Which approach you take is up to you.

Program Details

Your job is to use a parallel genetic algorithm, using either Pthreads, OpenMP, or MPI, to solve instances of the bin packing problem, using some variant of the parallel genetic algorithm described above.

Your program should read in the input file as the first and only input to the program.

The first line of the input file gives the size of each bin. For each test case, there is only 1 size of bin to pack, but each test case has a different size bin.

The second line gives the number of items, $N$. Following that are $N$ lines, each giving the size of one item to be packed.

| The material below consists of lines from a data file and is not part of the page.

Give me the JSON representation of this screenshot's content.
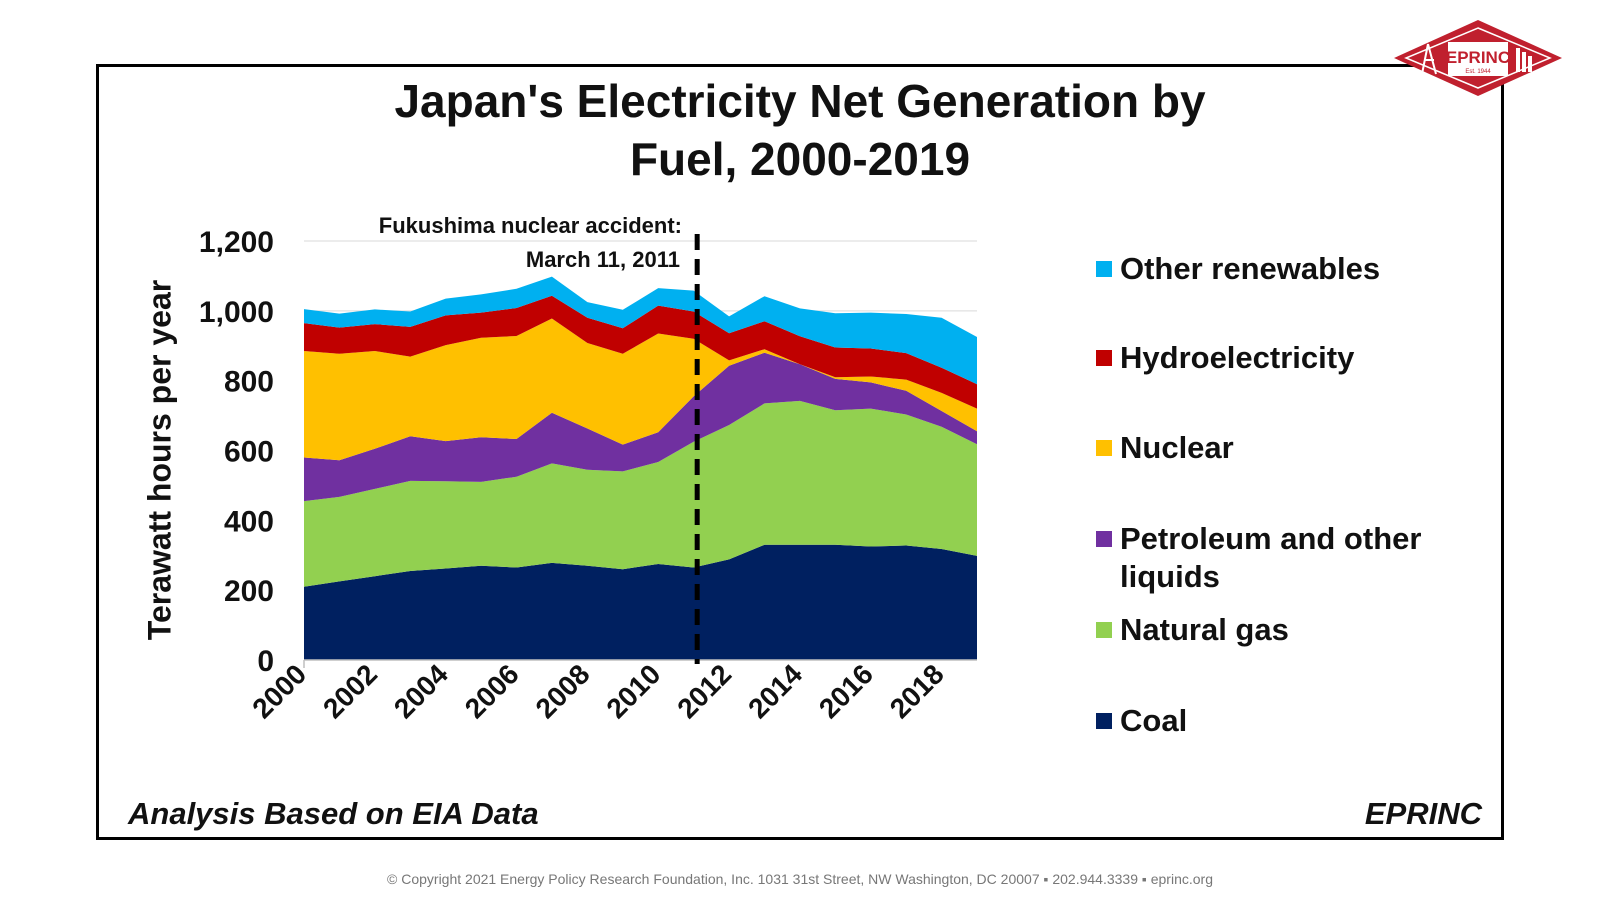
{
  "chart_data": {
    "type": "area",
    "stacked": true,
    "title_lines": [
      "Japan's Electricity Net Generation by",
      "Fuel, 2000-2019"
    ],
    "ylabel": "Terawatt hours per year",
    "ylim": [
      0,
      1200
    ],
    "yticks": [
      0,
      200,
      400,
      600,
      800,
      1000,
      1200
    ],
    "ytick_labels": [
      "0",
      "200",
      "400",
      "600",
      "800",
      "1,000",
      "1,200"
    ],
    "x": [
      2000,
      2001,
      2002,
      2003,
      2004,
      2005,
      2006,
      2007,
      2008,
      2009,
      2010,
      2011,
      2012,
      2013,
      2014,
      2015,
      2016,
      2017,
      2018,
      2019
    ],
    "xtick_labels": [
      "2000",
      "2002",
      "2004",
      "2006",
      "2008",
      "2010",
      "2012",
      "2014",
      "2016",
      "2018"
    ],
    "grid": "horizontal",
    "legend_position": "right",
    "series": [
      {
        "name": "Coal",
        "color": "#002060",
        "values": [
          210,
          225,
          240,
          255,
          262,
          270,
          265,
          278,
          270,
          260,
          275,
          265,
          288,
          330,
          330,
          330,
          325,
          328,
          318,
          298
        ]
      },
      {
        "name": "Natural gas",
        "color": "#92D050",
        "values": [
          245,
          242,
          250,
          258,
          250,
          240,
          260,
          285,
          275,
          280,
          292,
          360,
          385,
          405,
          412,
          385,
          395,
          375,
          350,
          320
        ]
      },
      {
        "name": "Petroleum and other liquids",
        "color": "#7030A0",
        "values": [
          125,
          105,
          115,
          128,
          115,
          128,
          108,
          145,
          118,
          77,
          85,
          130,
          170,
          145,
          105,
          90,
          75,
          68,
          45,
          37
        ]
      },
      {
        "name": "Nuclear",
        "color": "#FFC000",
        "values": [
          305,
          305,
          280,
          228,
          275,
          285,
          295,
          270,
          245,
          260,
          283,
          165,
          15,
          10,
          0,
          5,
          17,
          32,
          52,
          65
        ]
      },
      {
        "name": "Hydroelectricity",
        "color": "#C00000",
        "values": [
          80,
          75,
          77,
          85,
          85,
          72,
          80,
          65,
          72,
          73,
          80,
          78,
          78,
          80,
          80,
          85,
          80,
          76,
          72,
          70
        ]
      },
      {
        "name": "Other renewables",
        "color": "#00B0F0",
        "values": [
          40,
          40,
          42,
          44,
          48,
          52,
          55,
          55,
          45,
          53,
          50,
          60,
          48,
          72,
          80,
          98,
          103,
          112,
          143,
          135
        ]
      }
    ],
    "annotations": [
      {
        "text_lines": [
          "Fukushima nuclear accident:",
          "March 11, 2011"
        ],
        "x": 2011.1,
        "style": "dashed vertical line"
      }
    ]
  },
  "legend_order": [
    "Other renewables",
    "Hydroelectricity",
    "Nuclear",
    "Petroleum and other liquids",
    "Natural gas",
    "Coal"
  ],
  "source_note": "Analysis Based on EIA Data",
  "brand_label": "EPRINC",
  "logo": {
    "name": "EPRINC",
    "ring_top": "ENERGY POLICY",
    "est": "Est. 1944",
    "ring_bottom": "RESEARCH FOUNDATION INC.",
    "color": "#C0202E"
  },
  "footer_text": "© Copyright 2021 Energy Policy Research Foundation, Inc. 1031 31st Street, NW Washington, DC 20007 ▪ 202.944.3339 ▪ eprinc.org"
}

There are three test cases that you can work with:

Test Case	Items	Optimal Bins
micro.txt	8	3
small.txt	29	7
large.txt	150	???

The first test case has only 8 items, which have $8! = 40320$ different orderings. The optimal packing is tight - each bin is totally filled to capacity. The second test case has 29 items which can fit into 7 bins. There are many more possible packings of these items, but there is some extra space in the packing. Your program should be able to find the optimal solution for these two test cases.

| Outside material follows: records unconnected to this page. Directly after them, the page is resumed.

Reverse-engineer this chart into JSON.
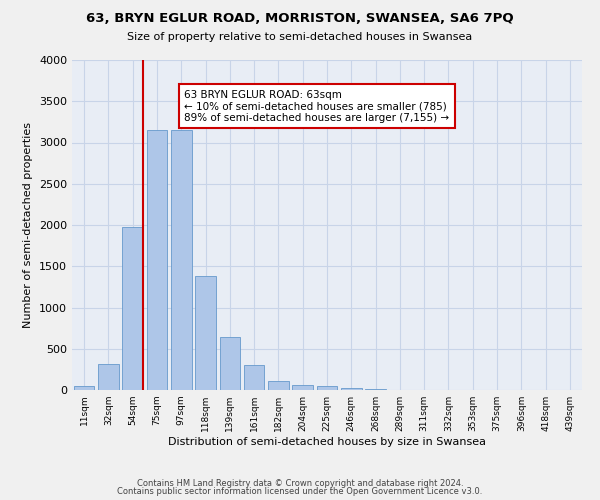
{
  "title": "63, BRYN EGLUR ROAD, MORRISTON, SWANSEA, SA6 7PQ",
  "subtitle": "Size of property relative to semi-detached houses in Swansea",
  "xlabel": "Distribution of semi-detached houses by size in Swansea",
  "ylabel": "Number of semi-detached properties",
  "bar_categories": [
    "11sqm",
    "32sqm",
    "54sqm",
    "75sqm",
    "97sqm",
    "118sqm",
    "139sqm",
    "161sqm",
    "182sqm",
    "204sqm",
    "225sqm",
    "246sqm",
    "268sqm",
    "289sqm",
    "311sqm",
    "332sqm",
    "353sqm",
    "375sqm",
    "396sqm",
    "418sqm",
    "439sqm"
  ],
  "bar_values": [
    50,
    315,
    1980,
    3150,
    3150,
    1380,
    640,
    300,
    105,
    65,
    45,
    20,
    10,
    5,
    5,
    3,
    2,
    2,
    3,
    1,
    1
  ],
  "bar_color": "#aec6e8",
  "bar_edge_color": "#6699cc",
  "annotation_text": "63 BRYN EGLUR ROAD: 63sqm\n← 10% of semi-detached houses are smaller (785)\n89% of semi-detached houses are larger (7,155) →",
  "annotation_box_color": "#cc0000",
  "ylim": [
    0,
    4000
  ],
  "yticks": [
    0,
    500,
    1000,
    1500,
    2000,
    2500,
    3000,
    3500,
    4000
  ],
  "grid_color": "#c8d4e8",
  "background_color": "#e8edf5",
  "fig_background_color": "#f0f0f0",
  "footer_line1": "Contains HM Land Registry data © Crown copyright and database right 2024.",
  "footer_line2": "Contains public sector information licensed under the Open Government Licence v3.0."
}
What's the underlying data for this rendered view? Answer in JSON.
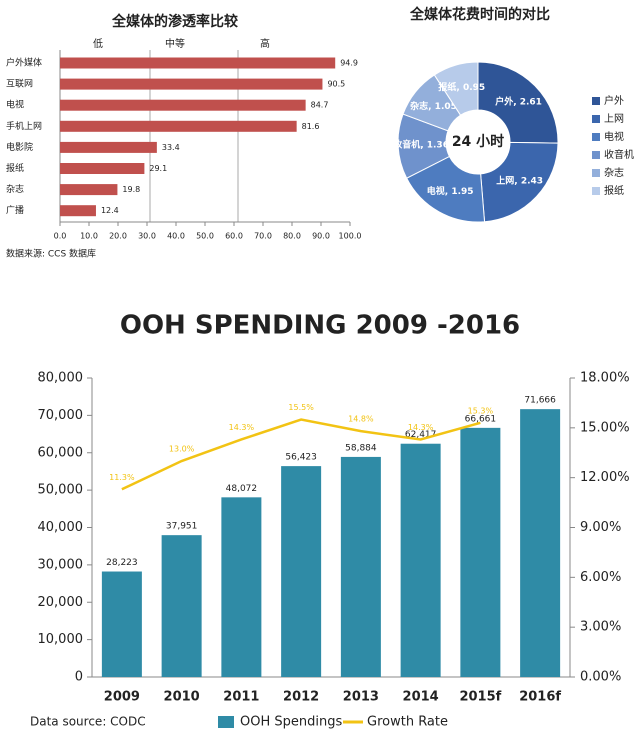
{
  "chart_data": [
    {
      "type": "hbar",
      "title": "全媒体的渗透率比较",
      "annotations": [
        "低",
        "中等",
        "高"
      ],
      "categories": [
        "户外媒体",
        "互联网",
        "电视",
        "手机上网",
        "电影院",
        "报纸",
        "杂志",
        "广播"
      ],
      "values": [
        94.9,
        90.5,
        84.7,
        81.6,
        33.4,
        29.1,
        19.8,
        12.4
      ],
      "color": "#c0504d",
      "xlim": [
        0,
        100
      ],
      "xticks": [
        {
          "value": 0,
          "label": "0.0"
        },
        {
          "value": 10,
          "label": "10.0"
        },
        {
          "value": 20,
          "label": "20.0"
        },
        {
          "value": 30,
          "label": "30.0"
        },
        {
          "value": 40,
          "label": "40.0"
        },
        {
          "value": 50,
          "label": "50.0"
        },
        {
          "value": 60,
          "label": "60.0"
        },
        {
          "value": 70,
          "label": "70.0"
        },
        {
          "value": 80,
          "label": "80.0"
        },
        {
          "value": 90,
          "label": "90.0"
        },
        {
          "value": 100,
          "label": "100.0"
        }
      ],
      "source": "数据来源: CCS 数据库"
    },
    {
      "type": "donut",
      "title": "全媒体花费时间的对比",
      "center_label": "24 小时",
      "categories": [
        "户外",
        "上网",
        "电视",
        "收音机",
        "杂志",
        "报纸"
      ],
      "values": [
        2.61,
        2.43,
        1.95,
        1.36,
        1.05,
        0.95
      ],
      "value_labels": [
        "户外, 2.61",
        "上网, 2.43",
        "电视, 1.95",
        "收音机, 1.36",
        "杂志, 1.05",
        "报纸, 0.95"
      ],
      "colors": [
        "#2f5597",
        "#3b66ad",
        "#4e7cc0",
        "#6f92cc",
        "#93afdb",
        "#b7cbea"
      ]
    },
    {
      "type": "combo",
      "title": "OOH SPENDING 2009 -2016",
      "categories": [
        "2009",
        "2010",
        "2011",
        "2012",
        "2013",
        "2014",
        "2015f",
        "2016f"
      ],
      "series": [
        {
          "name": "OOH Spendings",
          "type": "bar",
          "color": "#2f8ba6",
          "values": [
            28223,
            37951,
            48072,
            56423,
            58884,
            62417,
            66661,
            71666
          ],
          "value_labels": [
            "28,223",
            "37,951",
            "48,072",
            "56,423",
            "58,884",
            "62,417",
            "66,661",
            "71,666"
          ]
        },
        {
          "name": "Growth Rate",
          "type": "line",
          "axis": "y2",
          "color": "#f2c314",
          "values": [
            11.3,
            13.0,
            14.3,
            15.5,
            14.8,
            14.3,
            15.3,
            null
          ],
          "value_labels": [
            "11.3%",
            "13.0%",
            "14.3%",
            "15.5%",
            "14.8%",
            "14.3%",
            "15.3%",
            null
          ]
        }
      ],
      "ylim": [
        0,
        80000
      ],
      "yticks": [
        0,
        {
          "value": 10000,
          "label": "10,000"
        },
        {
          "value": 20000,
          "label": "20,000"
        },
        {
          "value": 30000,
          "label": "30,000"
        },
        {
          "value": 40000,
          "label": "40,000"
        },
        {
          "value": 50000,
          "label": "50,000"
        },
        {
          "value": 60000,
          "label": "60,000"
        },
        {
          "value": 70000,
          "label": "70,000"
        },
        {
          "value": 80000,
          "label": "80,000"
        }
      ],
      "y2lim": [
        0,
        18
      ],
      "y2ticks": [
        {
          "value": 0,
          "label": "0.00%"
        },
        {
          "value": 3,
          "label": "3.00%"
        },
        {
          "value": 6,
          "label": "6.00%"
        },
        {
          "value": 9,
          "label": "9.00%"
        },
        {
          "value": 12,
          "label": "12.00%"
        },
        {
          "value": 15,
          "label": "15.00%"
        },
        {
          "value": 18,
          "label": "18.00%"
        }
      ],
      "source": "Data source: CODC"
    }
  ]
}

The third test case has 150 items, which have a colossal number of possible packings. I don't know the optimal number of bins to pack these numbers. Finding an exact solution to this instance of the problem would take an inordinate amount of time on our computer systems. Instead, we'll try to find the best solution we can using the genetic algorithm. Note that the number of bins can't be less than 52, due to the total weight of the items - but the actual minimum is likely a bit higher than that.

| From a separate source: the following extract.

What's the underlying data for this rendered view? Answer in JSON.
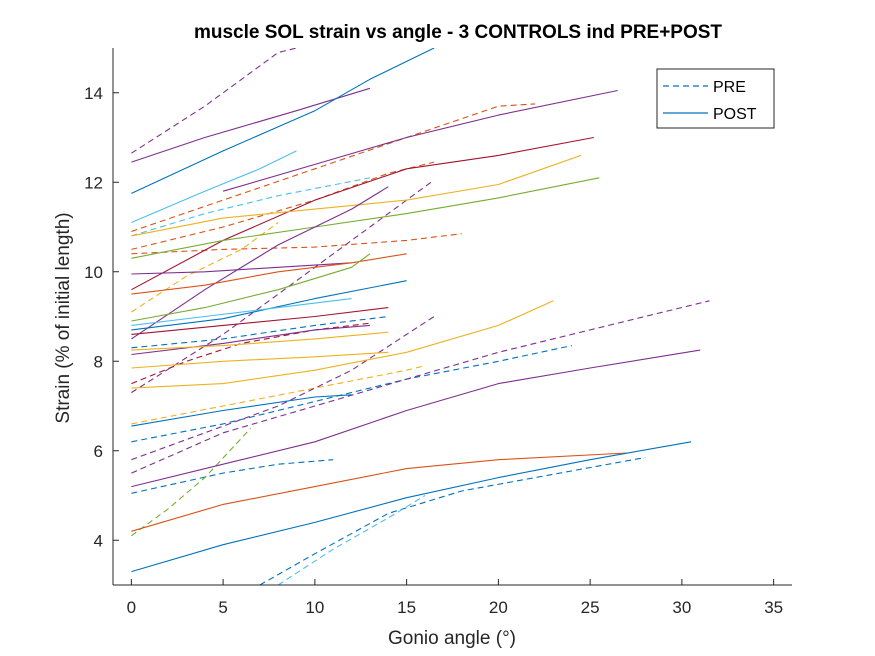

Your program should output the best packing you found along with the total number of bins. The output should include which items go in which bins, the size of each bin, along with the total bins used. Below is an example (for the micro test case):

$ ./pack micro.txt
Bin 1: 5, 9, 11 (sum = 25)
Bin 2: 15, 10 (sum = 25)
Bin 3: 6, 11, 8 (sum = 25)
Total weight is 75.
Packed into 3 bins.

The student who finds the best approximation for the largest test case will have a 25% bonus added to their grade for this assignment (e.g. they could get a 125%). The student with the second best approximation will have a 10% bonus.

Tips

Below are some ideas for how to go about writing the program, which you do not have to follow:

Start with a sequential solution, and parallelize it once it's working.
Start by reading the input file in, storing the items in an array of ints.
Next, write a function to randomly shuffle the array (a simple technique is to swap two random items a bunch of times).
Create your "population" by randomly shuffling the items, and copying them into an array of arrays.
Next, write a function to apply the greedy algorithm - looping through an array of items and seeing how many bins they take in that order.
Then, write a function to loop through all the solutions in the population and choose the best one.
At this point, you should be able to get some kind of answer to the packing problem.
In order to "evolve" towards better answers, write code to loop some number of times. Inside this loop, apply the genetic algorithm - find the worst solutions in the population and replace them, either with new random ones or with modified versions of the best ones.
Finally, parallelize the program. The simplest way is to just run the whole process in parallel and find the best overall answer at the end. As discussed, you could do fancier things as well.

Submitting

In addition to your code, you should include a brief description of your program. This can be a separate document or just the message of an email. The description should include:

How your parallel genetic algorithm works including the population size, the way that the population is parallelized, how many unfit members are killed, how you create new members etc.
How many threads/processes/blocks does your program use?
How many generations did you simulate?
How long did your program take to run?

Submit the source code and the document to Canvas.